Source: Technical College System of Georgia – Knowledge Management System

Team Supervisor

The purpose of this program is to prepare the newly, or soon-to-be, promoted supervisor with skills required to manage the work of employees ,including all aspects of managerial functions including hiring, training, communicating, planning, coaching, mentoring, motivating, corrective action measures, and performance appraisals/evaluations.

Supervisors lead people and especially teams of people to accomplish stated business goals. Leadership is a key element of the program and other principles such as problem solving, decision-making, and performance evaluation are important elements of any supervisory position. Supervisors typically have a certificate or associate degree although the more advanced supervisory position in an organization, the higher education credential is required.

Supervisory positions in all organizations continue to be important for the overall success of business and industry. This program focuses on the basic supervisory principles that are applicable to all manufacturing and service industries. Graduates are prepared for entry-level supervisory positions involving the supervision of team members and essential organizational skills such as hiring, coaching, teamwork, and decision-making.

Job prospects are good and constant. Although organizations typically change according to functions and changes in technology and processes, supervisory positions are always needed.
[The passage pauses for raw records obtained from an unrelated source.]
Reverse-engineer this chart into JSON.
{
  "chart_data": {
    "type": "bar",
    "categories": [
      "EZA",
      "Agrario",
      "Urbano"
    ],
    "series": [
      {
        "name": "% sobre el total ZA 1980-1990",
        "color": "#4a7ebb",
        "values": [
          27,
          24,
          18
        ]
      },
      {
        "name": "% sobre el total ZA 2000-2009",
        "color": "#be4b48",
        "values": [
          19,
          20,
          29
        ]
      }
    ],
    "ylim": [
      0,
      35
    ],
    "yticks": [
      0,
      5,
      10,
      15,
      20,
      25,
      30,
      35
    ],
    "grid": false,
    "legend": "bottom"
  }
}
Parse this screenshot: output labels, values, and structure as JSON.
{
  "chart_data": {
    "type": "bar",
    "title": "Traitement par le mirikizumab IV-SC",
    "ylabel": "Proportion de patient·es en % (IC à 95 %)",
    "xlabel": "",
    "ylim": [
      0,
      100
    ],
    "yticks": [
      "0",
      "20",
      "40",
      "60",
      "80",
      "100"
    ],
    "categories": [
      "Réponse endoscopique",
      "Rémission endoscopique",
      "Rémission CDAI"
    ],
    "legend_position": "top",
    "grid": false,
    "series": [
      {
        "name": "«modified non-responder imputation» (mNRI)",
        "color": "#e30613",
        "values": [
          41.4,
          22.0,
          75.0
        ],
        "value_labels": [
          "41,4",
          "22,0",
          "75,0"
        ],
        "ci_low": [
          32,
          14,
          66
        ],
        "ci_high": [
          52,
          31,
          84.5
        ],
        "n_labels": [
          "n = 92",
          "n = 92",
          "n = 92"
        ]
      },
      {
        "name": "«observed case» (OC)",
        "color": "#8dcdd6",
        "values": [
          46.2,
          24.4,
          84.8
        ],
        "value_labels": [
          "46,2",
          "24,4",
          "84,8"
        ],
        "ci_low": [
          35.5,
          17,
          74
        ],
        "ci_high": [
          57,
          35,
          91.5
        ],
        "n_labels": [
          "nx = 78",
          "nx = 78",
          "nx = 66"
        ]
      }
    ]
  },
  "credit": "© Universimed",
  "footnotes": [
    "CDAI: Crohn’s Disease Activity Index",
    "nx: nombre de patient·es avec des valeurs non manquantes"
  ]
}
Source: Technical College System of Georgia – Knowledge Management System

Warehousing and Distribution

The Certified Warehousing and Distribution Specialist Technical Certificate of Credit provides instruction that will allow graduates to function safely and effectively in the warehouse environment. Topics include workforce skills, warehousing and distribution processes, technology skills, and representative warehousing skills.

Warehouse and distribution workers manage and coordinate all logistical functions in an enterprise, ranging from acquisitions to receiving and handling, through internal allocation of resources to operations units, to the handling and delivery of output. Main responsibilities include purchasing, inventory control, storage and handling, just-in-time manufacturing, logistics planning, shipping and delivery management, transportation, quality control, resource estimation and allocation, and budgeting.

Employment requirements of shipping, receiving, and traffic clerks are expected to change slightly during the next few years as more automated facilities are built. As companies increasingly use computers and high-technology scanners to store and retrieve shipping and receiving records, technical training will change to accommodate those industry standard technologies. Methods of handling materials have changed significantly in recent years. Large warehouses increasingly are becoming automated.